Dua kaki melangkah saling beradu, seakan saling berkejaran antara kaki kanan dan kaki kiri. Semakin dikejar, semakin cepat melangkah. Langkah Sri saat itu tergesa-gesa, nafasnya tak beraturan. Ia tak sabar untuk bertemu kakek dan neneknya. Tiba-tiba langkah kaki yang tadi saling berkejaran menjadi perlahan melambat. Dari jauh ia melihat sosok yang sangat dikenalnya.
"Bapak." ucapnya lirih.
Sosok itu semakin mendekat Sri, mata Sri berbinar.
"Apakah bapak tahu berita ini dan tiba-tiba datang untuk bertemu aku?" Sri menduga-duga senang.

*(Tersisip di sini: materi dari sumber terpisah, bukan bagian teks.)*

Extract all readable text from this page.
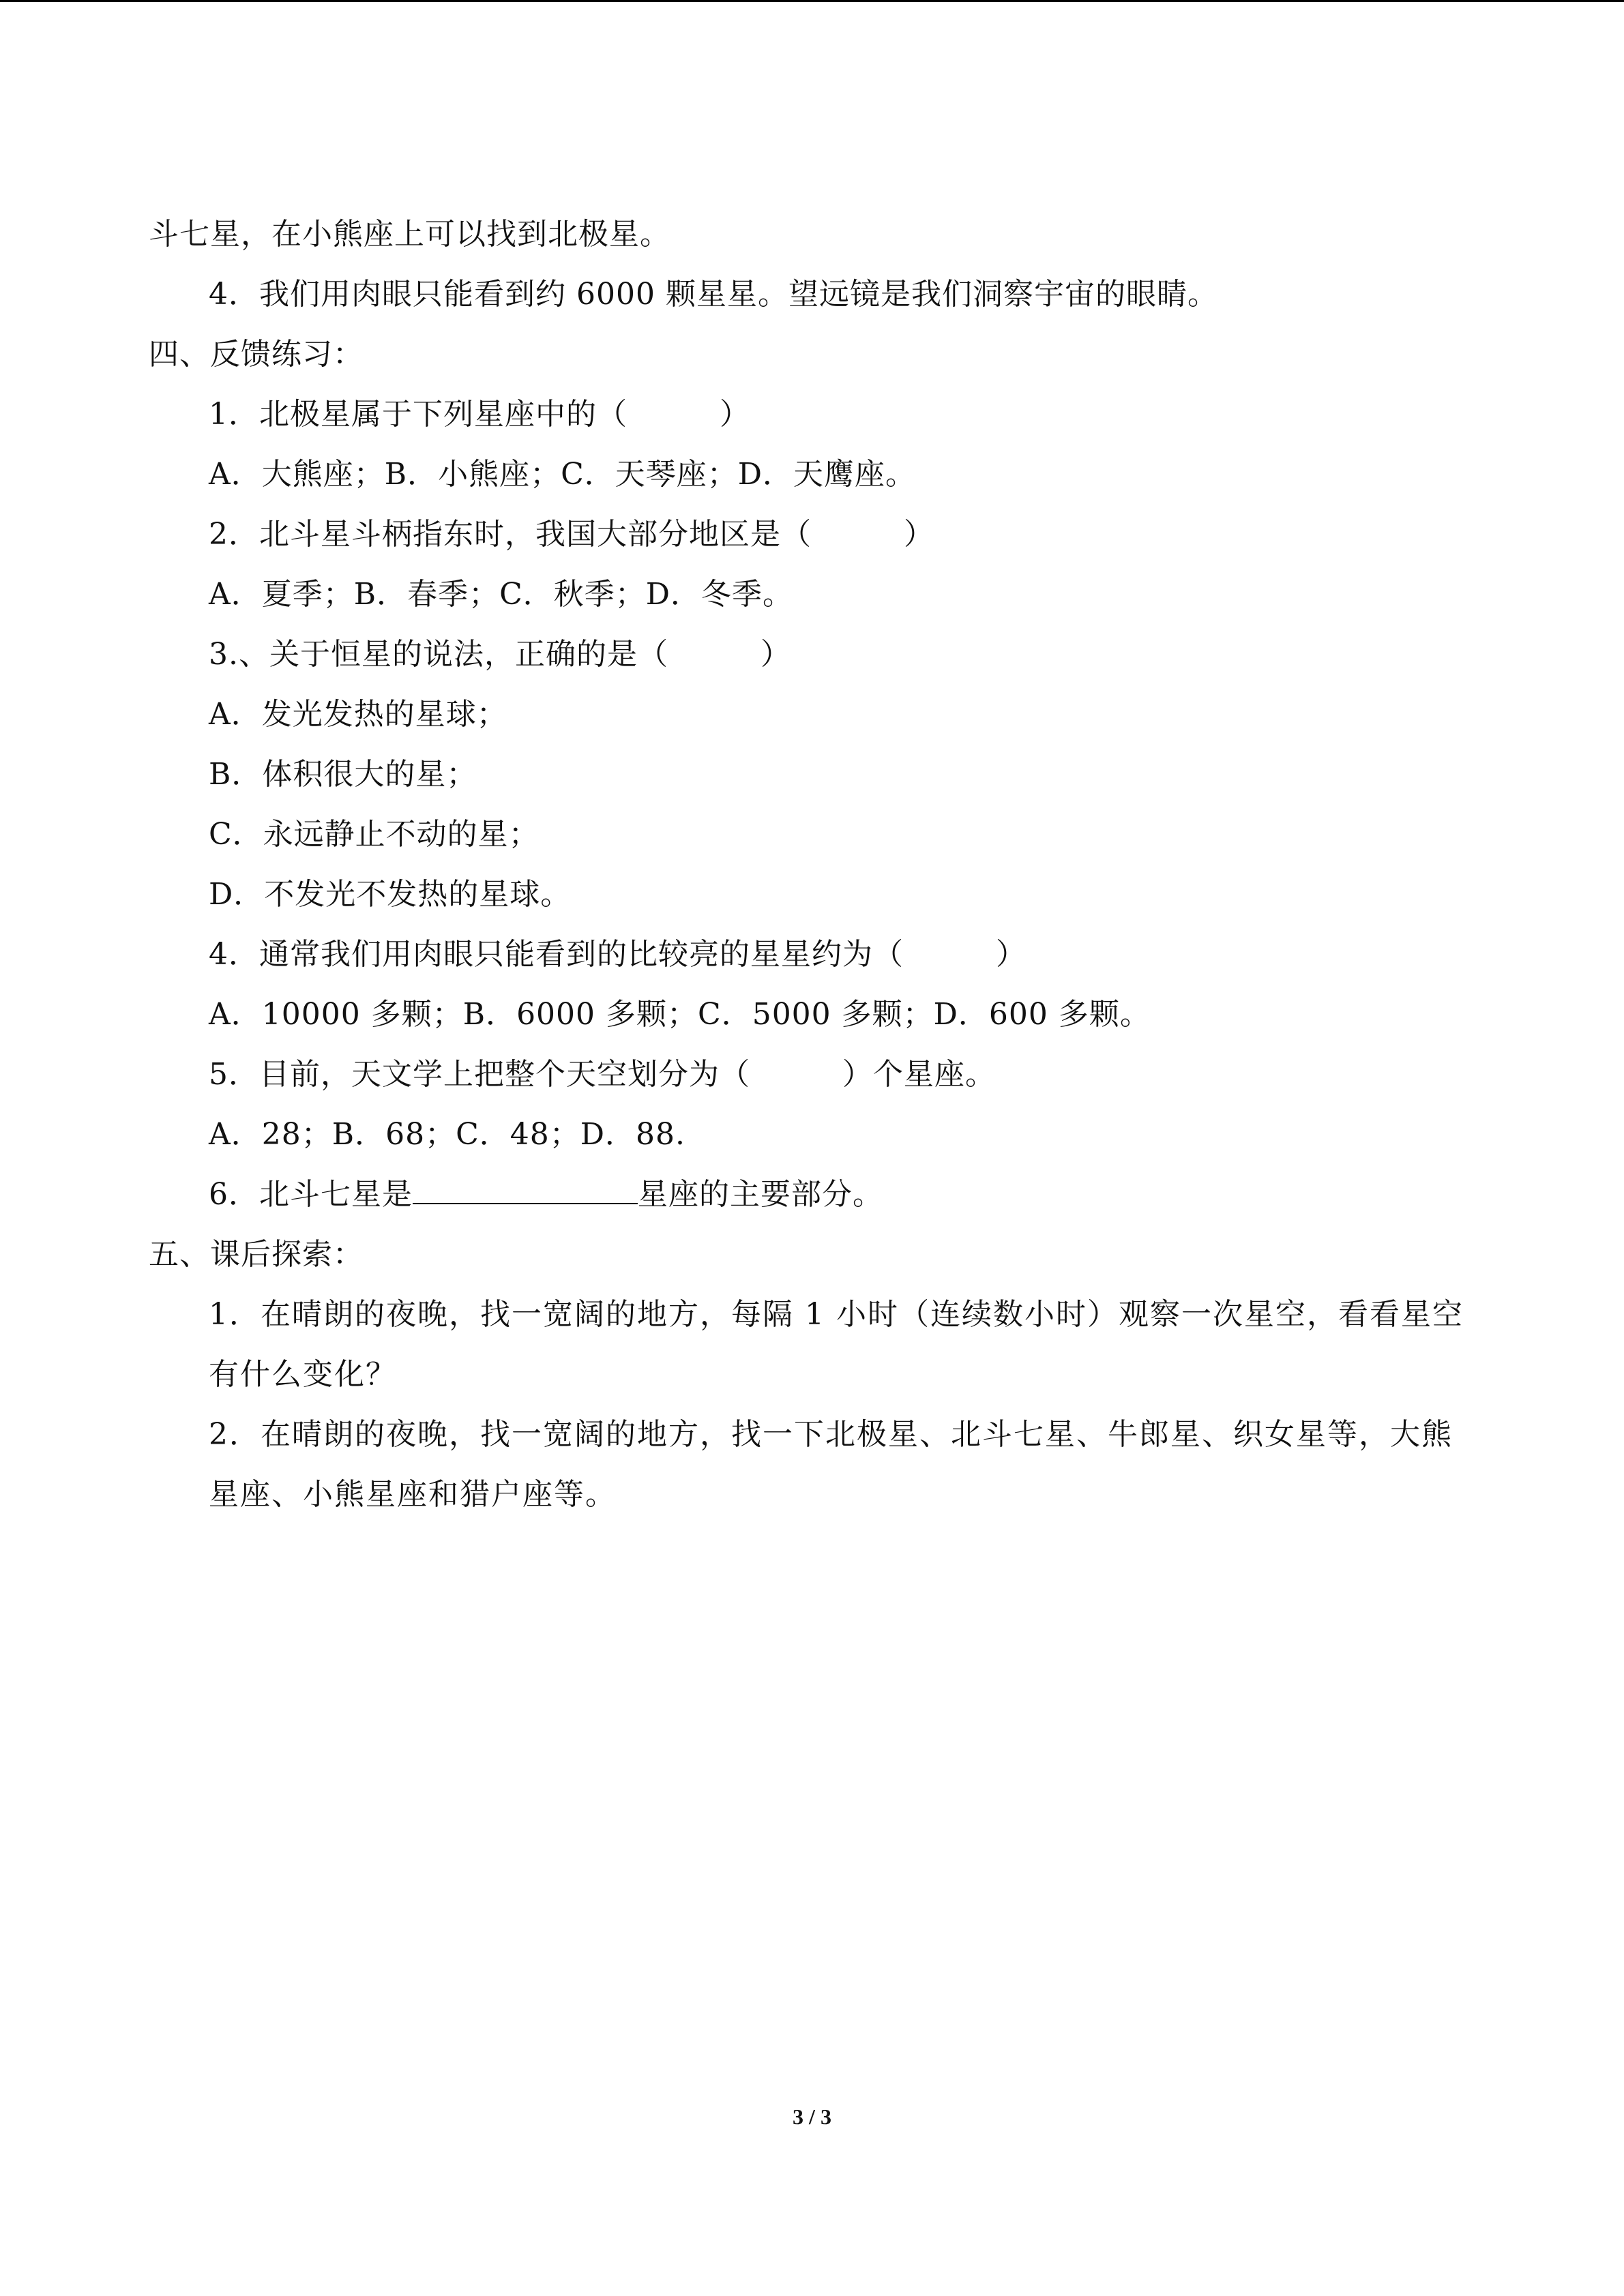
斗七星，在小熊座上可以找到北极星。
4．我们用肉眼只能看到约 6000 颗星星。望远镜是我们洞察宇宙的眼睛。
四、反馈练习：
1．北极星属于下列星座中的（　　　）
A．大熊座；B．小熊座；C．天琴座；D．天鹰座。
2．北斗星斗柄指东时，我国大部分地区是（　　　）
A．夏季；B．春季；C．秋季；D．冬季。
3.、关于恒星的说法，正确的是（　　　）
A．发光发热的星球；
B．体积很大的星；
C．永远静止不动的星；
D．不发光不发热的星球。
4．通常我们用肉眼只能看到的比较亮的星星约为（　　　）
A．10000 多颗；B．6000 多颗；C．5000 多颗；D．600 多颗。
5．目前，天文学上把整个天空划分为（　　　）个星座。
A．28；B．68；C．48；D．88.
6．北斗七星是	星座的主要部分。
五、课后探索：
1．在晴朗的夜晚，找一宽阔的地方，每隔 1 小时（连续数小时）观察一次星空，看看星空有什么变化？
2．在晴朗的夜晚，找一宽阔的地方，找一下北极星、北斗七星、牛郎星、织女星等，大熊星座、小熊星座和猎户座等。
3 / 3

Semakin dekat sosok itu, ketika jarak mereka berdua hanya sepelemparan batu, Sri tak mendapati adanya sapaan atau senyuman dari bapaknya itu.

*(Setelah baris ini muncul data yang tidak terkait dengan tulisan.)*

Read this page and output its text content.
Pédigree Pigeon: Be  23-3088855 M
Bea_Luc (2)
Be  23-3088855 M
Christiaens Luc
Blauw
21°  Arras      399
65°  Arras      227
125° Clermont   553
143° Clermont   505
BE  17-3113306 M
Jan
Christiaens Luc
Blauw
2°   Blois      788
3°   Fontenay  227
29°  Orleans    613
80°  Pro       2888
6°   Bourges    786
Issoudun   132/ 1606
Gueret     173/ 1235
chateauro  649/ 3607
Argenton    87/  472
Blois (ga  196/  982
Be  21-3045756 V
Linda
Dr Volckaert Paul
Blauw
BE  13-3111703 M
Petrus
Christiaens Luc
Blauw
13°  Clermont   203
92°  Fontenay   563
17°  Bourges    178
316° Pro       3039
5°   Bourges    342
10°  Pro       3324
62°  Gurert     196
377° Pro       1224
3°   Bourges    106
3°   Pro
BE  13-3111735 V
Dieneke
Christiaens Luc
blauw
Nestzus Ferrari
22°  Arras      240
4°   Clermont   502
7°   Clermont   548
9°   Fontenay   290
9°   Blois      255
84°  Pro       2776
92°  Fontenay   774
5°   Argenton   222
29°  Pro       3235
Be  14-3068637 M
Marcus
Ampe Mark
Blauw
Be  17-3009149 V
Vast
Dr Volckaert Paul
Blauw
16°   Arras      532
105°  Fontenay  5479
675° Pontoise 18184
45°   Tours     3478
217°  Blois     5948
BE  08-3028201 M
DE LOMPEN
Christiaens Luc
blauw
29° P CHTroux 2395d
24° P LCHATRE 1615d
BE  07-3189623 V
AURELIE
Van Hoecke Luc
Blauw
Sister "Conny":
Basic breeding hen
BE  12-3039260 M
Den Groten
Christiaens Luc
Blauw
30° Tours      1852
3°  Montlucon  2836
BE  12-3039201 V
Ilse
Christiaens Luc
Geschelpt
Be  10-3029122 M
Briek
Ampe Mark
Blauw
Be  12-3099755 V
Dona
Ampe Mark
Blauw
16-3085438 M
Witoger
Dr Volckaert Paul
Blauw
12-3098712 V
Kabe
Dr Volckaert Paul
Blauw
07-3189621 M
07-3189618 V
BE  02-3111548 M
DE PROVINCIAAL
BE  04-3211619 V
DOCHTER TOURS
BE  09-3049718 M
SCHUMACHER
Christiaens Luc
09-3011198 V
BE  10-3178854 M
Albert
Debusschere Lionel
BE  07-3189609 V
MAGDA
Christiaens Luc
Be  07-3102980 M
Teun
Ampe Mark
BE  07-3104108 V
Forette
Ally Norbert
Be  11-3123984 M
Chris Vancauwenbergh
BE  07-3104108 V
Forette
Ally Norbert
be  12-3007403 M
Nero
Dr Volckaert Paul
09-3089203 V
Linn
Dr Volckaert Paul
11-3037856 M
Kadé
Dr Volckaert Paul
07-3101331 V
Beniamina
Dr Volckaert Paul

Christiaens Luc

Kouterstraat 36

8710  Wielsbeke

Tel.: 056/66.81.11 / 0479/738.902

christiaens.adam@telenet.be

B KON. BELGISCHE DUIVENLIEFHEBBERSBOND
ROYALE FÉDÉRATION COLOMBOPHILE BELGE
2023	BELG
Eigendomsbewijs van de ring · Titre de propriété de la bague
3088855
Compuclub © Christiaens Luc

"Ba...pak." ucapnya terpatah-patah. Sosok yang dipanggil itu tak bergeming dan melewatinya begitu saja tanpa menoleh sedikit pun. Seakan ia tak melihat ada Sri disitu.
Hati Sri seakan kepingan kaca yang pecah berkeping-keping.
"Kenapa ya, bapak kok tega tidak menyapaku sama sekali?"
Tak ingin terlalu larut dalam kesedihan, Sri mempercepat langkahnya agar sampai ke rumah.
"Nek, Kek, Sri dapat juara satu lomba qosidahan di sekolah, nih." Teriak Sri sesaat setelah masuk ke dalam rumah.
Kakek dan nenek yang sedang sibuk mengurusi dagangan pun meninggalkan dagangannya sejenak dan menghampiri Sri.